Procurement Act 2023: How’s it going so far?
Procurement

Healthcare commissioners and suppliers have spent the past two years getting to grips with a new twin-track procurement regime. Approaching 12 months since the latter part came into force via the Procurement Act, Bradley Martin, partner at UK and Ireland law firm Browne Jacobson, reflects on emerging themes.

Hot on the heels of the Provider Selection Regime (PSR) coming into force on 1 January 2024 in England, the Procurement Act 2023 finally went live on 24 February 2025.

Together, they marked the most significant change to the UK’s public procurement landscape in more than a decade. The new regime aims to transform how the public sector purchases works, goods and services, by delivering better value for money and public benefit through increased flexibility and transparency.

The PSR – introduced as part of different sets of Health Services (Provider Selection Regime) Regulations in England in 2023 and Wales in 2025 – covers the procurement of healthcare services, aiming to give relevant healthcare authorities greater flexibility by streamlining the competitive tendering process.

However, non-healthcare goods and services – such as technology, medicines, medical equipment and social care – fall under the regular procurement regime under the Procurement Act, unless they form part of a mixed procurement.

So far, so complex. To find out how a new era for procurement is being received on the ground, we surveyed our public sector clients and their suppliers to gather their initial observations and experiences since the Act went live. Here’s what we’ve found.

Preserving familiarity
A significant proportion of our clients expressed they have not yet had much interaction with the Act. This tells its own story of cautious adoption.

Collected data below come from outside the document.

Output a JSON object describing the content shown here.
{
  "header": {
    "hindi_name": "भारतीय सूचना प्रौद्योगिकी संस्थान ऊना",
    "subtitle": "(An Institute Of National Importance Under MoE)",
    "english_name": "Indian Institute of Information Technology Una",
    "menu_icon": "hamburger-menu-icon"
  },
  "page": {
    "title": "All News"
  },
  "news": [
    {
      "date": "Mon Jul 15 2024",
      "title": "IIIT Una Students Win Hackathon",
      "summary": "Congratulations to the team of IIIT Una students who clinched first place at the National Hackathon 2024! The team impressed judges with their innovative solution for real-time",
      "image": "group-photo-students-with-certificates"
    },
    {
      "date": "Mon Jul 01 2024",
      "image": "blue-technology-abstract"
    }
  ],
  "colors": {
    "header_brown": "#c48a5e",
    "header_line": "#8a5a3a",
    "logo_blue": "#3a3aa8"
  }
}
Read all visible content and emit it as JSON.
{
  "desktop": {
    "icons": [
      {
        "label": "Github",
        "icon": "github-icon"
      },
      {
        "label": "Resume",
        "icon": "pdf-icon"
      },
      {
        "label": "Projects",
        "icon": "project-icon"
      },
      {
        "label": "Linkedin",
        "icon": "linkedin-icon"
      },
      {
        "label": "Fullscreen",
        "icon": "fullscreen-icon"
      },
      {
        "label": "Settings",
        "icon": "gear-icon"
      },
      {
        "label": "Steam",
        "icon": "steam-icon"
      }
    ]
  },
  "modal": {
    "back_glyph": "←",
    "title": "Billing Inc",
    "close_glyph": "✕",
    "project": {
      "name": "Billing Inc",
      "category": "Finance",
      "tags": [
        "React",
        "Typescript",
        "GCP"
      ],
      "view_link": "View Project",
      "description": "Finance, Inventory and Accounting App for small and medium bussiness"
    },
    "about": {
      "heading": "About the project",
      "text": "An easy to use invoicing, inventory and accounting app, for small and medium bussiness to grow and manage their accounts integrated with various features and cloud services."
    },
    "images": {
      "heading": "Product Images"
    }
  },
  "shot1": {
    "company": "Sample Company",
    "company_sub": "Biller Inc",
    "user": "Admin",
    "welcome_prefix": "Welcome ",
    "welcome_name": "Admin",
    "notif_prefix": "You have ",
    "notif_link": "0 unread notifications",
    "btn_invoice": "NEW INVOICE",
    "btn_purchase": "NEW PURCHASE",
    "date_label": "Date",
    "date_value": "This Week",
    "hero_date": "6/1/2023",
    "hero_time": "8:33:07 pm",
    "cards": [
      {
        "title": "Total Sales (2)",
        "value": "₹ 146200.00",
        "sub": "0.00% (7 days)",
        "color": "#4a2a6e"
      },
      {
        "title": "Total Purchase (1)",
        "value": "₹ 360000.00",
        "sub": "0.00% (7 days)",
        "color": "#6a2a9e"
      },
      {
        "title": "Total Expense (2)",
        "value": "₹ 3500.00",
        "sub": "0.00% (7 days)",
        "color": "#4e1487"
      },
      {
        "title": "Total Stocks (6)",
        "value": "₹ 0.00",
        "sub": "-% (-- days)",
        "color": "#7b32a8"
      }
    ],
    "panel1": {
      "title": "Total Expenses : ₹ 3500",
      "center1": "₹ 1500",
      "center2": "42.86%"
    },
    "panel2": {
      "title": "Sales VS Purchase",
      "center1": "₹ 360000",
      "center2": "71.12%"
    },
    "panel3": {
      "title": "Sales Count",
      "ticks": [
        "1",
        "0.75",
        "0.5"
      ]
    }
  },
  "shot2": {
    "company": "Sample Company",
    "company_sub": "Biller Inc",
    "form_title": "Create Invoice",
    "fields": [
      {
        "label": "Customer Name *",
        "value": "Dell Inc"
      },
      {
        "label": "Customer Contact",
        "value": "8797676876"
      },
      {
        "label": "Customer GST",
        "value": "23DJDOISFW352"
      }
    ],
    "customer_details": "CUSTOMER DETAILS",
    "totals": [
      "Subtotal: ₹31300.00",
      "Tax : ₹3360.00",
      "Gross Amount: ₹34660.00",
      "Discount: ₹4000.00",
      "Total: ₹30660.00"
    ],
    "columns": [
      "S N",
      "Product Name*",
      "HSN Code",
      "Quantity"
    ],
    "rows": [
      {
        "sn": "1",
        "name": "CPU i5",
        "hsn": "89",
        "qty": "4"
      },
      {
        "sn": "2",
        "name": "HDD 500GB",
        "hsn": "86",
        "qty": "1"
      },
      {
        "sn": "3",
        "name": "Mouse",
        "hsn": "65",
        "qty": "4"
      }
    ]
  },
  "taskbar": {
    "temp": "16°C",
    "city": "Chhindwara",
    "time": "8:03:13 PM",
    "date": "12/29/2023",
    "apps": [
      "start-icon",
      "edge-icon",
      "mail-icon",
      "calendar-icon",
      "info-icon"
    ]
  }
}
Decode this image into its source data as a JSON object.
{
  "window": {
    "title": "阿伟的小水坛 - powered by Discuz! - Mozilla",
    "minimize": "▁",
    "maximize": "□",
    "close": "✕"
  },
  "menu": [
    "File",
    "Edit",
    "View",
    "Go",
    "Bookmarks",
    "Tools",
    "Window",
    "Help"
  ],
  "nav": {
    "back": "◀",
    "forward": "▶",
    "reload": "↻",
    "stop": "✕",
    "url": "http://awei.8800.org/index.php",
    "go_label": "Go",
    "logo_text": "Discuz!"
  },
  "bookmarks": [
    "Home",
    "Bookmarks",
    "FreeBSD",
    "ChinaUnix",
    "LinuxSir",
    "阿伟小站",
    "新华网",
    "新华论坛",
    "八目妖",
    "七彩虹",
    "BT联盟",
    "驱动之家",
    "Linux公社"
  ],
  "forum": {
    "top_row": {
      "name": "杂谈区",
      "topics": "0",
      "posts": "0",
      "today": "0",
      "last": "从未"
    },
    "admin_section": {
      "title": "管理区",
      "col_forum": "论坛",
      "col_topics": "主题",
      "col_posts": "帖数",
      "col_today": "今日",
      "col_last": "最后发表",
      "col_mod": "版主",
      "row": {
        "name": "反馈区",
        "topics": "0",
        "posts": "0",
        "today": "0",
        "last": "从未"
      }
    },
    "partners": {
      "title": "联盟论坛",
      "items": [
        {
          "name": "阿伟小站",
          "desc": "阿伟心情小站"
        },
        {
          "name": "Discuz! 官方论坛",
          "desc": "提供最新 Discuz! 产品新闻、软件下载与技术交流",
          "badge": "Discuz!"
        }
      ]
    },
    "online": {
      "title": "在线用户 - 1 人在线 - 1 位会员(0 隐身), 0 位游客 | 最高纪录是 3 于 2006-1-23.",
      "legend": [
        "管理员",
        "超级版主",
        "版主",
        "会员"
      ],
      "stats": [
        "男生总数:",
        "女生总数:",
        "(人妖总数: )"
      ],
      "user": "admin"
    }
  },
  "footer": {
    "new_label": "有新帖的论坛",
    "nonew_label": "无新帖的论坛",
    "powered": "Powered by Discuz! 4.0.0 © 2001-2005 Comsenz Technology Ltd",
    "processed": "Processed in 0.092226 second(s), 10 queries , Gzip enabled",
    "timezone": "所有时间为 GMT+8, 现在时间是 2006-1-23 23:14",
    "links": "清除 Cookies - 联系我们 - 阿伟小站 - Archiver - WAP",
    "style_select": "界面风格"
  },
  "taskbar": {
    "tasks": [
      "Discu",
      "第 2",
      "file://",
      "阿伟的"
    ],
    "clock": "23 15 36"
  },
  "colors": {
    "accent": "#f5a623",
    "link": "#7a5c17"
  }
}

Before 24 February, there was a noticeable rush of new procurements being commenced before the Act went live. This has meant, due to the transitional arrangements, that these procurements are still covered by the preceding procurement regime – e.g. the Public Contracts Regulations 2015 (PCR). Considering this was introduced a decade ago, organisations are naturally more comfortable with this.

There has been an understandable reluctance from some contracting authorities to be the ‘test case’ for procurements under the Act or to be managing procurements covered by two different regimes.

We have witnessed some reliance on extending contracts procured before the Act went live. In addition, many respondents stated they have been relying on frameworks procured under the PCR to call-off works and services since the Act went live.

Disparities in levels of preparation for the Act were also clear from our research. Some respondents proactively updated their templates and internal procedures in advance of the implementation date, while others admitted they’re yet to make any changes.

We encourage contracting authorities and suppliers alike to make the most of the resources available, and ensure the Act is embedded into their processes and internal governance procedures.

Reluctance to embrace the unknown
For those who have conducted a procurement under the Act, a common theme was designing the competitive flexible procedure in a way that mirrors established procedures, such as structuring their procurement to follow the PCR’s competitive dialogue procedure.

The competitive flexible procedure empowers contracting authorities to tailor a procurement process to their specific needs and best practice recommended by the market. Embracing this change to design their own approach may begin with small variations or innovations.

Similarly, respondents did not express much desire to establish open frameworks or dynamic markets – two new developments in the Act. There was a general sentiment that open frameworks may create additional risk, outweighing any advantage they may bring.   

What is working well? 
Despite natural hesitance to embrace the full flexibilities and developments of the Act, many organisations believe increased flexibility is a positive. 

In particular, the light touch regime was cited as an example of significant extra flexibility afforded to contracting authorities. Other respondents remarked positively on the increased transparency and accountability, particularly in regard to post-award contract management. 

There is general sentiment that while contract management provisions will increase administrative pressure on contracting authorities, they should result in better supplier performance and value for money for the public sector.

 

Where are there reservations? 
Some areas of the Act have been more challenging. One example frequently mentioned by respondents was the approach to pipeline notices. It was originally understood that such notices would be published annually and comprise a list of all £2m-plus contracts a contracting authority expected to procure in the forthcoming 18-month period.

However, guidance later confirmed these notices were required for each particular procurement. This led to a scramble to publish individual notices before the 26 May deadline, resulting in notices lacking sufficient detail or insight.

Some organisations have experienced difficulties with the Central Digital Platform’s functionality, while there are general concerns around the extra administrative burden created by the Act’s notices and contract management requirements for teams with stretched resource.

We have also been aware of some uncertainty regarding preliminary market engagement (PME). Although not mandatory, the Cabinet Office strongly encourages contracting authorities to use PME to take soundings on their intentions with procurement exercises from the market. 

Contracting authorities should seek to ensure their procurement timetable accommodates PME, which is often very useful in early engagement with suppliers regarding proposed contract approaches, KPIs and structures for competitive flexible procedures.